Honda’s Innovative Noise-Cancelling Technology for Quieter Car Rides

Electric vehicles have highlighted that car tires are a significant source of unwanted cabin noise. Honda has devised a clever solution – hidden resonators that function similarly to noise-canceling headphones to eliminate tire noise.
Tires, made of rubber and filled with air, generate sound at specific frequencies when they make contact with the road, akin to a basketball hitting the ground. Honda’s engineers have identified these frequencies and developed passive resonators that are installed on the wheel rim inside the tire, effectively neutralizing the unwanted noise by addressing the air movement within the tire.
In the 2024 Corvette E-Ray, you can experience this technology on the track. Tires are essentially hollow rubber chambers filled with air, continuously interacting with the road surface. The noise produced within a tire, known as pipe resonance, travels through the suspension system and into the vehicle’s cabin, causing the audible tire noise passengers hear.
Honda’s innovative approach uses the principle of Helmholtz resonance—similar to the sound produced when blowing across an empty bottle—to design a resonator that encircles the wheel, generating a frequency to counteract the tire noise caused by air movement inside the tire.
Honda asserts that their noise-reducing wheels significantly diminish tire noise inside the cabin.

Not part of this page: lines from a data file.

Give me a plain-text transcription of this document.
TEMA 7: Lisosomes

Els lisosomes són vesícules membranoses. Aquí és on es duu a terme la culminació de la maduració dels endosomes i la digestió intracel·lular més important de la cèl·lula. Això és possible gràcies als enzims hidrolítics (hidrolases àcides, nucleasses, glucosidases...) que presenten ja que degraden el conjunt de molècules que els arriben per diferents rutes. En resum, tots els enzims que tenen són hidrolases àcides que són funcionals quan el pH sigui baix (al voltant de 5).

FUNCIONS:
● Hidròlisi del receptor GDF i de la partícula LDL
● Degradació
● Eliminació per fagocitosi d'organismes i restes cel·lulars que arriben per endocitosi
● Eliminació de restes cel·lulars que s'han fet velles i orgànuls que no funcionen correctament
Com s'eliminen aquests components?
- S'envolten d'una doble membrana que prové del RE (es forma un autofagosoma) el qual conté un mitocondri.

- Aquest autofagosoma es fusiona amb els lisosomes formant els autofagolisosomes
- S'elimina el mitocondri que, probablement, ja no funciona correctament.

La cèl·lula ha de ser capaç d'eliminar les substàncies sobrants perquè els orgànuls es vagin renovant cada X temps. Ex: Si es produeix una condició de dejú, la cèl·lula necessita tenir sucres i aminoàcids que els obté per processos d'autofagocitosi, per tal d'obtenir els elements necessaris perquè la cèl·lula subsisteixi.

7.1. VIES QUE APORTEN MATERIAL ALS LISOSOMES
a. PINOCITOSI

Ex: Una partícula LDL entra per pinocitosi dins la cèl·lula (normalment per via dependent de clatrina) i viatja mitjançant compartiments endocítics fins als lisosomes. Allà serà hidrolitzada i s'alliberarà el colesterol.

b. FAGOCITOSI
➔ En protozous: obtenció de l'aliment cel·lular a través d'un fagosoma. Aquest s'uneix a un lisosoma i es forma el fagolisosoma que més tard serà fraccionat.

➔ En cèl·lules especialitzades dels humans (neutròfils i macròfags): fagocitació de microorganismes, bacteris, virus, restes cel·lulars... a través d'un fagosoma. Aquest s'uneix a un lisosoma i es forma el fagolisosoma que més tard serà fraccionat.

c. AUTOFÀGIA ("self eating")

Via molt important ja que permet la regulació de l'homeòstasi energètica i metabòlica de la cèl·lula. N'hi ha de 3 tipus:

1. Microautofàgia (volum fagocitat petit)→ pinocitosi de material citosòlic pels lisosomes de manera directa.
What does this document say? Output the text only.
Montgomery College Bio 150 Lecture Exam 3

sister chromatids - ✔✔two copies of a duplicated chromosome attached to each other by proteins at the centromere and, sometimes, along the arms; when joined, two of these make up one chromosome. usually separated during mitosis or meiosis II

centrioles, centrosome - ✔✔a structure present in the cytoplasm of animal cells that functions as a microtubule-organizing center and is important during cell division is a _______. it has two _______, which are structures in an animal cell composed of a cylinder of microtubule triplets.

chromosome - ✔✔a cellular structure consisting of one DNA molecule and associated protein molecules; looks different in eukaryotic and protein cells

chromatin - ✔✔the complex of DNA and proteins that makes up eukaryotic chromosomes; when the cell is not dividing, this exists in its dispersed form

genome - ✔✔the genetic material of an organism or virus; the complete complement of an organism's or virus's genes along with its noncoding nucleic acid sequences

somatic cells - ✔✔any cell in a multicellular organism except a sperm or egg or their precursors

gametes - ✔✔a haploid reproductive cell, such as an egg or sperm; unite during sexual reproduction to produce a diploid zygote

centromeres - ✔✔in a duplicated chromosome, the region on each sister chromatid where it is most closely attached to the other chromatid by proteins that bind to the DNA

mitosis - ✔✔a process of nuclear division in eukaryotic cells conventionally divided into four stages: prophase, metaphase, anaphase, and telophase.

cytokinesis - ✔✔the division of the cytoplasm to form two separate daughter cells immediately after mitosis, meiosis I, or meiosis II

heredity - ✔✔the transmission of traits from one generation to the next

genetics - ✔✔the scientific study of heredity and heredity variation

The resonators, crafted from lightweight resin, are secured to the wheel with the help of centrifugal force and can endure forces up to 1,500 times that of gravity during high-speed driving. This design also minimizes unsprung weight, enhancing driving pleasure. First introduced in 2010, Honda’s practical noise-reducing resonator has since evolved into a second-generation version, which is half the weight of its predecessor.